Espero que ningún niño sufra discriminacion por su habilidad para obtener buenos resultados académicos, porque nadie puede dudar del escaso valor de estos como indicador de inteligencia y capacidad de alcanzar una vida feliz y realizada. Ni de regir su vida por valores y ser buena persona.

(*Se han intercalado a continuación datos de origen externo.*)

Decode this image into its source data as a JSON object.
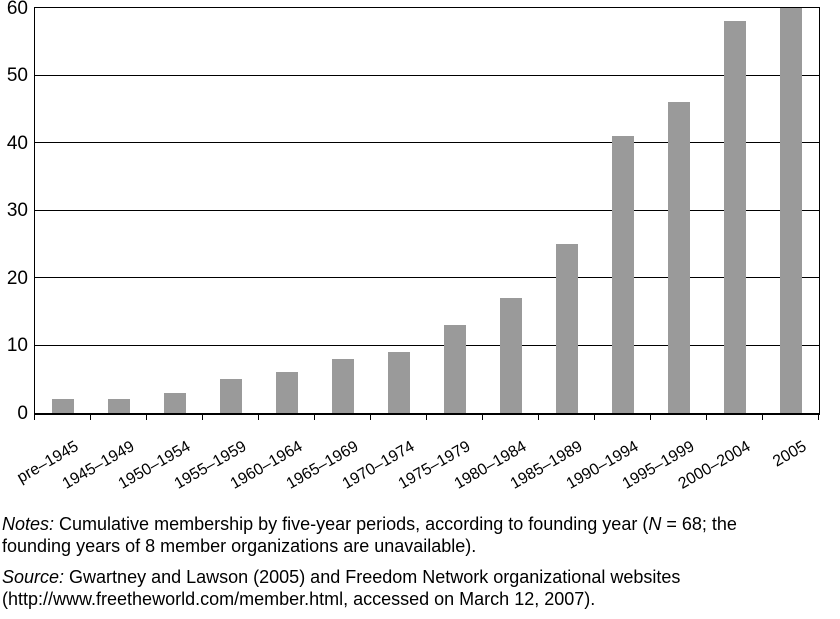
{
  "chart_data": {
    "type": "bar",
    "title": "",
    "xlabel": "",
    "ylabel": "",
    "categories": [
      "pre–1945",
      "1945–1949",
      "1950–1954",
      "1955–1959",
      "1960–1964",
      "1965–1969",
      "1970–1974",
      "1975–1979",
      "1980–1984",
      "1985–1989",
      "1990–1994",
      "1995–1999",
      "2000–2004",
      "2005"
    ],
    "values": [
      2,
      2,
      3,
      5,
      6,
      8,
      9,
      13,
      17,
      25,
      41,
      46,
      58,
      60
    ],
    "ylim": [
      0,
      60
    ],
    "yticks": [
      0,
      10,
      20,
      30,
      40,
      50,
      60
    ],
    "grid": true,
    "legend": false,
    "bar_color": "#9a9a9a",
    "grid_color": "#000000",
    "frame_color": "#000000"
  },
  "notes": {
    "label_italic": "Notes:",
    "line1_a": " Cumulative membership by five-year periods, according to founding year (",
    "line1_n": "N",
    "line1_b": " = 68; the",
    "line2": "founding years of 8 member organizations are unavailable)."
  },
  "source": {
    "label_italic": "Source:",
    "line1": " Gwartney and Lawson (2005) and Freedom Network organizational websites",
    "line2": "(http://www.freetheworld.com/member.html, accessed on March 12, 2007)."
  }
}
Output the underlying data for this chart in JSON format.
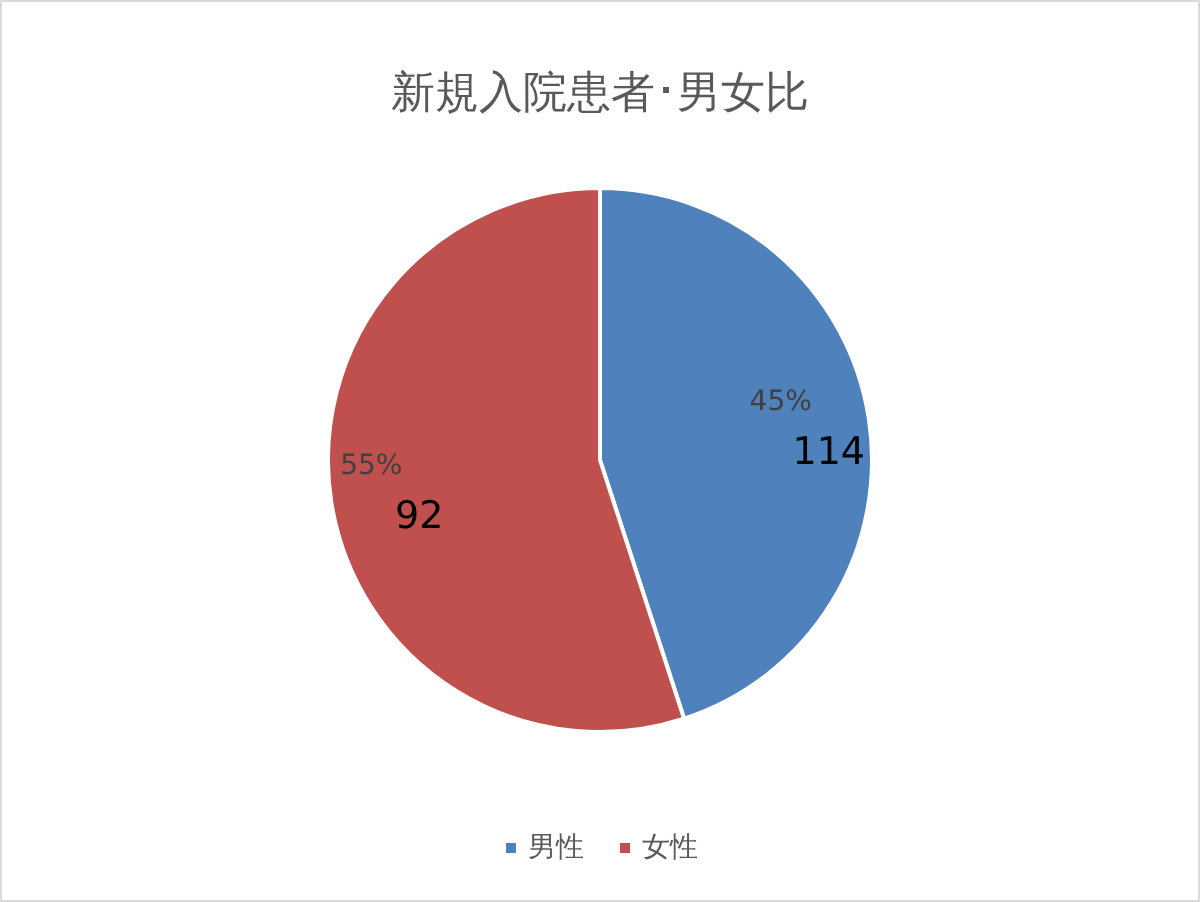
{
  "chart_data": {
    "type": "pie",
    "title": "新規入院患者･男女比",
    "categories": [
      "男性",
      "女性"
    ],
    "values": [
      45,
      55
    ],
    "colors": [
      "#4f81bd",
      "#c0504d"
    ],
    "value_labels": [
      "45%\n114",
      "55%\n92"
    ],
    "legend": "bottom"
  }
}
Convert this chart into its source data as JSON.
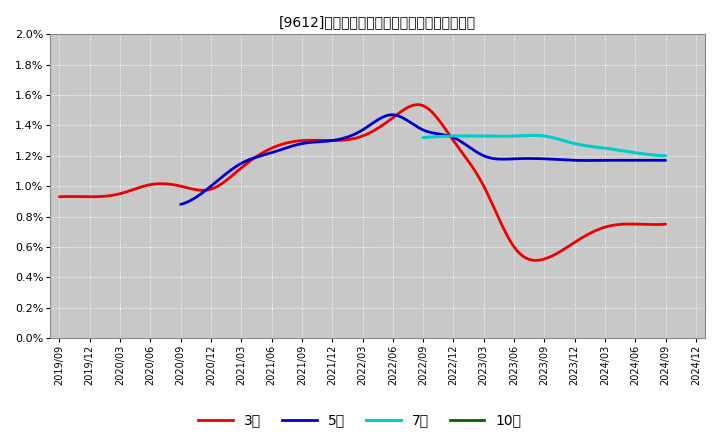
{
  "title": "[9612]　当期純利益マージンの標準偏差の推移",
  "background_color": "#ffffff",
  "plot_bg_color": "#c8c8c8",
  "grid_color": "#ffffff",
  "ylim": [
    0.0,
    0.02
  ],
  "yticks": [
    0.0,
    0.002,
    0.004,
    0.006,
    0.008,
    0.01,
    0.012,
    0.014,
    0.016,
    0.018,
    0.02
  ],
  "ytick_labels": [
    "0.0%",
    "0.2%",
    "0.4%",
    "0.6%",
    "0.8%",
    "1.0%",
    "1.2%",
    "1.4%",
    "1.6%",
    "1.8%",
    "2.0%"
  ],
  "x_labels": [
    "2019/09",
    "2019/12",
    "2020/03",
    "2020/06",
    "2020/09",
    "2020/12",
    "2021/03",
    "2021/06",
    "2021/09",
    "2021/12",
    "2022/03",
    "2022/06",
    "2022/09",
    "2022/12",
    "2023/03",
    "2023/06",
    "2023/09",
    "2023/12",
    "2024/03",
    "2024/06",
    "2024/09",
    "2024/12"
  ],
  "series_3y": {
    "label": "3年",
    "color": "#ee0000",
    "linewidth": 2.0,
    "data_x": [
      0,
      1,
      2,
      3,
      4,
      5,
      6,
      7,
      8,
      9,
      10,
      11,
      12,
      13,
      14,
      15,
      16,
      17,
      18,
      19,
      20
    ],
    "data_y": [
      0.0093,
      0.0093,
      0.0095,
      0.0101,
      0.01,
      0.0098,
      0.0112,
      0.0125,
      0.013,
      0.013,
      0.0133,
      0.0145,
      0.0153,
      0.013,
      0.01,
      0.006,
      0.0052,
      0.0063,
      0.0073,
      0.0075,
      0.0075
    ]
  },
  "series_5y": {
    "label": "5年",
    "color": "#0000cc",
    "linewidth": 2.0,
    "data_x": [
      4,
      5,
      6,
      7,
      8,
      9,
      10,
      11,
      12,
      13,
      14,
      15,
      16,
      17,
      18,
      19,
      20
    ],
    "data_y": [
      0.0088,
      0.01,
      0.0115,
      0.0122,
      0.0128,
      0.013,
      0.0137,
      0.0147,
      0.0137,
      0.0132,
      0.012,
      0.0118,
      0.0118,
      0.0117,
      0.0117,
      0.0117,
      0.0117
    ]
  },
  "series_7y": {
    "label": "7年",
    "color": "#00cccc",
    "linewidth": 2.2,
    "data_x": [
      12,
      13,
      14,
      15,
      16,
      17,
      18,
      19,
      20
    ],
    "data_y": [
      0.0132,
      0.0133,
      0.0133,
      0.0133,
      0.0133,
      0.0128,
      0.0125,
      0.0122,
      0.012
    ]
  },
  "series_10y": {
    "label": "10年",
    "color": "#006600",
    "linewidth": 2.0,
    "data_x": [],
    "data_y": []
  },
  "legend_ncol": 4
}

Fue Gardner, en 1983, el primero que habló de inteligencias múltiples, identificando hasta seis tipos de inteligencia que se corresponden con la inteligencia lingüística, la musical, lógico-matemática, espacial, corporal-cinestesica y la inteligencia emocional. Goleman popularizó mucho el término y subrayó su cualidad para orquestar nuestras habilidades y sacarles provecho. Los elementos que la componen son la conciencia de uno mismo ( mucho más escasa de lo que creemos) , el autocontrol, la capacidad de motivarnos, la empatía y la habilidad social. Una definición muy clara es la de Weisinger :
«Es hacer el uso inteligente de las emociones de forma intencional, de modo que nuestras emociones trabajen para nosotros, con el fin de que nos ayuden a guiar nuestro comportamiento, resolver problemas, conseguir resultados y mejorar nuestras vidas».
A diferencia de otras capacidades, todos podemos seguir desarrollándola en cualquier momento de nuestra vida.
Algunas tendencias contrarias a la inteligencia emocional se observan cuando:
Nos quejamos continuamente.
Nos comparamos con otros.
Nos desconocemos.
Pensamos mal, anticipamos desgracias y tomamos las cosas de la peor forma posible o hablamos atacando a los demás. También podemos buscar siempre un motivo de preocupación o de problemas.
Pero también podemos favorecer su desarrollo y regular el humor para que sus altibajos no nos impidan pensar con raciocinio. Y ningún boletín de calificaciones académicas ni ningún test de cociente intelectual dicen mucho de la capacidad de pensar con pasión y sentir con cabeza.